The producer's article, simply titled "Reporter's notebook: What really happens at Tea Party rallies," recounted what he saw during five days of the Tea Party Express's convoy across the nation. He first summarized the slant often found in the media's coverage of the conservative protests: "Here's what you often see in the coverage of Tea Party rallies: offensive posters blasting President Obama and Democratic leaders; racist rhetoric spewed from what seems to be a largely white, male audience; and angry protesters rallying around the Constitution."

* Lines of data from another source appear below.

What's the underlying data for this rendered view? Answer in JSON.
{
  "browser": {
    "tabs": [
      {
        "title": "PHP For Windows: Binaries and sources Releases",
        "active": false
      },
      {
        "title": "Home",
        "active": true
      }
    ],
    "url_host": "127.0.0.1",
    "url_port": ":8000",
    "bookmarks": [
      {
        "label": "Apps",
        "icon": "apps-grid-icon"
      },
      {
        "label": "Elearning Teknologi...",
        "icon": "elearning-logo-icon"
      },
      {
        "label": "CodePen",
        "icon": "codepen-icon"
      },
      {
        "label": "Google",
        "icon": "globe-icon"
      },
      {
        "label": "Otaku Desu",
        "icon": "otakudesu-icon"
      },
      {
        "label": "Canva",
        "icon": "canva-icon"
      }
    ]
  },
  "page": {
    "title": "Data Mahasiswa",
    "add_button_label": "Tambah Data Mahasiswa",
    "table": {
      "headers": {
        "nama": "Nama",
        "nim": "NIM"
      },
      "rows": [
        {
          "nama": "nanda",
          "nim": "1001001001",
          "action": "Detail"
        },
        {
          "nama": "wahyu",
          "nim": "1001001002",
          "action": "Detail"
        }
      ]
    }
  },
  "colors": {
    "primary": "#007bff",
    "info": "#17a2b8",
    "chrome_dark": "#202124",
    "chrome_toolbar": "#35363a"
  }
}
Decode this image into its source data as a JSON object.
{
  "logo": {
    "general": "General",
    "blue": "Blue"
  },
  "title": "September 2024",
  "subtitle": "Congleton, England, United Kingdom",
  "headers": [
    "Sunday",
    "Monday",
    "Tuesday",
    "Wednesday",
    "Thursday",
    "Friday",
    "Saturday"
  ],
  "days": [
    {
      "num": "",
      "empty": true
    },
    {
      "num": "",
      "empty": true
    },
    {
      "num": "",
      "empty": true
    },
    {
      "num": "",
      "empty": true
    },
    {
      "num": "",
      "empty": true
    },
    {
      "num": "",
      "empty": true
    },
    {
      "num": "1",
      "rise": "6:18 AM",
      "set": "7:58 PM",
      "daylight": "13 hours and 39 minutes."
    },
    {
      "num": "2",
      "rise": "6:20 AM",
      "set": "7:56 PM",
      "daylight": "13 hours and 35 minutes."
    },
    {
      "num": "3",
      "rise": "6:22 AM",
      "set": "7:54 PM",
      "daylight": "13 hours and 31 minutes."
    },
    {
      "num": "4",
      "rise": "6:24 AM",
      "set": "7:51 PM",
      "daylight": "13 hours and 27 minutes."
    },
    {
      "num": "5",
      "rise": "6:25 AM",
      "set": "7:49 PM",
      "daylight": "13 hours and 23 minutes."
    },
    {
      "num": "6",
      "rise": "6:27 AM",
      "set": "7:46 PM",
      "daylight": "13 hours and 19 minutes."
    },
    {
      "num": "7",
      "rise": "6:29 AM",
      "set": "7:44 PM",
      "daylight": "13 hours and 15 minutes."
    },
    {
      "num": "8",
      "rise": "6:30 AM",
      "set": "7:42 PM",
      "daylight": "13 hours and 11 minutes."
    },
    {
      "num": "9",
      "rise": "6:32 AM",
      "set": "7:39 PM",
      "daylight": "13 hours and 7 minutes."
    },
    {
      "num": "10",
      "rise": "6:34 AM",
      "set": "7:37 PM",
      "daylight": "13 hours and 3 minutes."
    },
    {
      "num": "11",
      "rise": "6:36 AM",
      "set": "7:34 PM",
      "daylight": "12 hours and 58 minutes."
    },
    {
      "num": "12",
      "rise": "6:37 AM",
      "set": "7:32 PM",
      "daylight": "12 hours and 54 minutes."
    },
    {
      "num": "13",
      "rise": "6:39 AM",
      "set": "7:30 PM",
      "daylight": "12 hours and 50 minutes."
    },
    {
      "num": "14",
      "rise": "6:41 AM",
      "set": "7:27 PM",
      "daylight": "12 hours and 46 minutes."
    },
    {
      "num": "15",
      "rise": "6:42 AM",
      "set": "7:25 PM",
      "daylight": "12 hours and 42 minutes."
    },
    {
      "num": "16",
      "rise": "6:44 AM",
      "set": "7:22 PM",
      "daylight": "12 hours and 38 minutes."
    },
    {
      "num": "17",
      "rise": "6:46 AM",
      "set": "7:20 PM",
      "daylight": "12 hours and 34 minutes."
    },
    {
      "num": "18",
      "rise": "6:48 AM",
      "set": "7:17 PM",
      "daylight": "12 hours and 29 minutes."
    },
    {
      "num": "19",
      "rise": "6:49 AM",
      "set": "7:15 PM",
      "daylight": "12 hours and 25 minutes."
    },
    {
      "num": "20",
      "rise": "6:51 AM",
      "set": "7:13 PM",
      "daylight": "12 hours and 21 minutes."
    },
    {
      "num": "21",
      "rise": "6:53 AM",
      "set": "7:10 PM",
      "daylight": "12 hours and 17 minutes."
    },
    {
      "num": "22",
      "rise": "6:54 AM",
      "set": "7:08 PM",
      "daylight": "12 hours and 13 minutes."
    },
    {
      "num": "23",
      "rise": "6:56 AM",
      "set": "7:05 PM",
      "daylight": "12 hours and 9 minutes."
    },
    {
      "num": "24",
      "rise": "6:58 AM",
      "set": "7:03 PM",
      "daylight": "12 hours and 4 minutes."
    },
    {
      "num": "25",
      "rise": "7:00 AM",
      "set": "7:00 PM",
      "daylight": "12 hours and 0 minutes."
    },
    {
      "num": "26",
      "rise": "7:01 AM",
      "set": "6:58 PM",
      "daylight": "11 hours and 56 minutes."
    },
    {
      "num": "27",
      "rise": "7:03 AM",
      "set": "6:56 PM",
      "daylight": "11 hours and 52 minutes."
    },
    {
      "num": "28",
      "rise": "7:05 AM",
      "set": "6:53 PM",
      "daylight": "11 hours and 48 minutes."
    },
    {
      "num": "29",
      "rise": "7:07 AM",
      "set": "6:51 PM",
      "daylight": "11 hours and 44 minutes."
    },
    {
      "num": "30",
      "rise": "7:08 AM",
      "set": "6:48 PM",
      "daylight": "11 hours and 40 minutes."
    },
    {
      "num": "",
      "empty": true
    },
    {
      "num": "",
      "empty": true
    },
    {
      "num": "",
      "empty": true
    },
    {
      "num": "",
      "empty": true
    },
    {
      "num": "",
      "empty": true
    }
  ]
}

After recounting the alleged racial incidents against Representatives John Lewis and Emanuel Cleaver, Travis contrasted the stereotype with what he actually observed: "But here's what you don't often see in the coverage of Tea Party rallies: Patriotic signs professing a love for country; mothers and fathers with their children; African-Americans proudly participating; and senior citizens bopping to a hip-hop rapper."
Later in the article, the CNN producer recounted what the Tea Party Express rallies look like when the cameras are off and/or aren't looking:
Together, we beamed out images of the anger and the optimism, profiled African-Americans who are proud to be in the Tea Party's minority and showed activists stirred by "God Bless America" or amused by a young rapper who strung together rhymes against the president and Democrats....
Being at a Tea Party rally is not quite like seeing it on TV, in newspapers or online....It is important to show the colorful anger Americans might have against elected leaders and Washington. But people should also see the orange-vested Tea Party hospitality handlers who welcome you with colorful smiles.
There were a few signs that could be seen as offensive to African-Americans. But by and large, no one I spoke with or I heard from on stage said anything that was approaching racist.
Almost everyone I met was welcoming to this African-American television news producer.
And though speakers railed against the "lame-stream media," activists and their leaders praised CNN, especially for being the only national media outlet riding along for the post-weekend stops. Some of them e-mailed me after my trip, thanking our crew for fairly giving them a voice.
Speaking of stereotypes, I did get a few curious stares as I pulled up to the rallies. But not because of my skin color. It was because of my car rental: a Volvo....
...[S]tereotypes can loom large when they're magnified through a television lens, on the radio, the pages of a newspaper or in the vastness of the Internet.
So, it's important that with a newsworthy, growing phenomenon like the Tea Party movement, viewers and readers fully understand what they see and what they don't.
Travis's article is a welcome breath of fresh air, especially when you consider that it was former CNN correspondent Susan Roesgen who lashed out at an early point against the Tea Party movement a year ago in April 2009.